Jakarta – Penguatan kapasitas petugas lembaga pemasyarakatan (lapas) dalam menangani narapidana terorisme harus terus ditingkatkan. Narapidana terorisme memerlukan perlakuan yang berbeda dibandingkan narapidana kejahatan lainnya. Karena itulah, Badan Nasional Penanggulangan Terorisme (BNPT) terus mendukung upaya peningkatan pengetahuan dan kemampuan petugas dalam menangani narapidana terorisme.
Demikian ditegaskan Kepala BNPT, Komjen Pol Suhardi Alius, saat memberikan pembekalan kepada pejabat dan alumni Politeknik Ilmu Pemasyarakatan Angkatan 50 terkait nasionalisme dan bahaya radikalisme di Indonesia, Jakarta (24/7/2018). Kegiatan ini bertujuan untuk memberikan pembekalan materi dan pengetahuan terhadap CPNS alumni Politeknik Ilmu Pemasyarakatan (Poltekip) tentang pentingnya peran petugas dalam upaya penanggulangan terorisme melalui program deradikalisasi di dalam lapas.
“Ke depan tantangan dan tugas-tugas mereka (calon petugas lapas) yang dihadapi di lapangan akan semakin nyata dan jelas. Itu sebabnya BNPT memberikan informasi yang mereka butuhkan agar mereka dapat berhati-hati dalam penanganan narapidana terorisme khususnya.” Ungkap Suhardi.
Lebih lanjut, Mantan Sekretaris Utama Lemhanas ini menguraikan bahwa di seluruh Indonesia terdapat 113 lapas yang ditempati oleh napi terorisme. Tersebarnya napi terorisme di berbagai lapas tersebut menimbulkan sejumlah tantangan dan risiko di antaranya pengamanan yang tidak terpusat serta kemungkinan adanya narapidana lain yang berpotensi terinfiltrasi paham radikal di dalam lapas.
“Pola pendekatan yang terkontrol dan saling bersinergi dalam pemasyarakatan sangat diperlukan. Para napi juga perlu untuk diawasi dan diberikan pendidikan serta rehabilitasi supaya ketika nantinya mereka sudah bebas, meraka tidak akan mengulangi kesalahannya lagi serta dapat kembali hidup bermasyarakat,” jelasnya.
Salah satu cara BNPT menangani kasus napi teroris dengan cara melibatkan sejumlah pihak dalam melaksanakan program deradikalisasi. Beberapa waktu yang lalu (13/5/2018) BNPT dengan Kementerian Hukum dan HAM (Kemenkumham) telah melakukan penandatangan Nota Kesepahaman (MoU) yang meliputi pertukaran data dan informasi, penanganan terhadap warga binaan pemasyarakatan, peningkatan kapasitas para petugas, dan kegiatan lainnya di bidang penanggulangan terorisme.

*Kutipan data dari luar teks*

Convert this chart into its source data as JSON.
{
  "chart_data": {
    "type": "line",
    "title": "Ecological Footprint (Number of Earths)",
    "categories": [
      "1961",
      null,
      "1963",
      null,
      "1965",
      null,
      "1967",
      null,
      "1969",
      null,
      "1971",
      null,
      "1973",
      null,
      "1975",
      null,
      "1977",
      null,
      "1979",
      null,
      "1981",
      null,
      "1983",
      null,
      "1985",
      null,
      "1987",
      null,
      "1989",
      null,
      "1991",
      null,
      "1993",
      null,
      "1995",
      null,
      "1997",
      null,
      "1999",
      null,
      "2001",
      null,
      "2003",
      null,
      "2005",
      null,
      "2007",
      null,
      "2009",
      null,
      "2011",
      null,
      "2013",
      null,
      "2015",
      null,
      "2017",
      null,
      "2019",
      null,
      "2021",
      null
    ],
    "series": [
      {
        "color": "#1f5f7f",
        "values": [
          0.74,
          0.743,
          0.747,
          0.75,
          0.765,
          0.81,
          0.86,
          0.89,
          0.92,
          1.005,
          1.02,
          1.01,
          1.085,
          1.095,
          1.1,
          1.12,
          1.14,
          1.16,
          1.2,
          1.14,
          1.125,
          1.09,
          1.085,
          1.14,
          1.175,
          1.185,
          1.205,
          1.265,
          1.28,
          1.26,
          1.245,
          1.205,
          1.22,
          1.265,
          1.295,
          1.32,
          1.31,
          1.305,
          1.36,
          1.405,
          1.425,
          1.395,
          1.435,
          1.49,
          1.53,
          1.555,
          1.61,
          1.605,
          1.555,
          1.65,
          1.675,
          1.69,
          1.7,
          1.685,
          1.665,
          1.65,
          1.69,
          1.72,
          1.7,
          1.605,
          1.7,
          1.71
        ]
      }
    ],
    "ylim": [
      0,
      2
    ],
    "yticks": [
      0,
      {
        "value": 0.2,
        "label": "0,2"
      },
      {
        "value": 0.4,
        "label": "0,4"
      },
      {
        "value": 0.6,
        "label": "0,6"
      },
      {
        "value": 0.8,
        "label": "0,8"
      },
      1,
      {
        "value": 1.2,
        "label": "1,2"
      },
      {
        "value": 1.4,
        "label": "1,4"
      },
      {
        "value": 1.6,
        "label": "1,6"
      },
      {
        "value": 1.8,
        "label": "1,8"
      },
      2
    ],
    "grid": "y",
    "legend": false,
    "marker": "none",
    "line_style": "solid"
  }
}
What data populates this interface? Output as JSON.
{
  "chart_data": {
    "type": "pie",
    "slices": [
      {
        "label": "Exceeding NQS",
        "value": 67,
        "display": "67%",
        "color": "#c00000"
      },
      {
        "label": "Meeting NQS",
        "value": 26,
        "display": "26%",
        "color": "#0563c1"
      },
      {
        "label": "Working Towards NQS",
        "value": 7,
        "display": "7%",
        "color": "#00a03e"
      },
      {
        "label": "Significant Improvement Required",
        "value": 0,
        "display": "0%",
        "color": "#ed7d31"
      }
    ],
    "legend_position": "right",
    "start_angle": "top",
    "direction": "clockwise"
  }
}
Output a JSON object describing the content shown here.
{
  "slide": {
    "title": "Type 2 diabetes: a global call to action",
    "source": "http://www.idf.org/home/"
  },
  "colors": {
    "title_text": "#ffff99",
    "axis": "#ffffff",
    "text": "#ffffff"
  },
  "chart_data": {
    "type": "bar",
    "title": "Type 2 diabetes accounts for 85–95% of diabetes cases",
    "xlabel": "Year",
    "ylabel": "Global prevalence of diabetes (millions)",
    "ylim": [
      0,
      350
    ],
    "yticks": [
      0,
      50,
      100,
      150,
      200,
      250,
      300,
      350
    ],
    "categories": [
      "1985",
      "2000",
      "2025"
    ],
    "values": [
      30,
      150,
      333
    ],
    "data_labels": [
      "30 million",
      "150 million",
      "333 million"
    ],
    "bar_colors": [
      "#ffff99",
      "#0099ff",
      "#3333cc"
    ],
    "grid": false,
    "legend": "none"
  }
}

Penanganan narapidana terorisme ini menurut Suhardi memerlukan sinergi tidak hanya dengan lintas kementerian tetapi juga dengan masyarakat. Karena itulah, BNPT telah melibatkan semua pihak dalam menangani narapidana terorisme.
“BNPT telah melibatkan para psikolog dari sejumlah kampus, serta Ormas Islam seperti Muhammadiyah dan Nahdlatul Ulama (NU). BNPT juga membuatkan cluster bagi para napi teroris, dari tingkatan yang paling berat sampai dengan yang paling ringan. Sehingga treatment kita jelas. Jangan sampai nanti kita berikan ulama yang ada di bawahnya. Bisa berbalik,” ucapnya.
Karena itulah, petugas Lapas menjadi garda depan dalam kesuksesan penanganan narapidana terorisme karena selalu bersentuhan langsung. Ia berharap peningkatan pengetahuan dan kapasitas petugas lapas ini terus ditingkatkan sebagai modal dasar mereka dalam melakukan treatment dan pendekatan secara berhati-hati dalam menangani narapidana terorisme.
“BNPT berharap para pejabat dan calon CPNS di Kementrian Hukum dan Ham memiliki kapasitas pemahaman yang utuh terkait penangan terroris dan harus menjalani pembinanan sesuai dengan SOP yang berlaku dan yang terpenting jangan terpapar,” pungkas Hardi.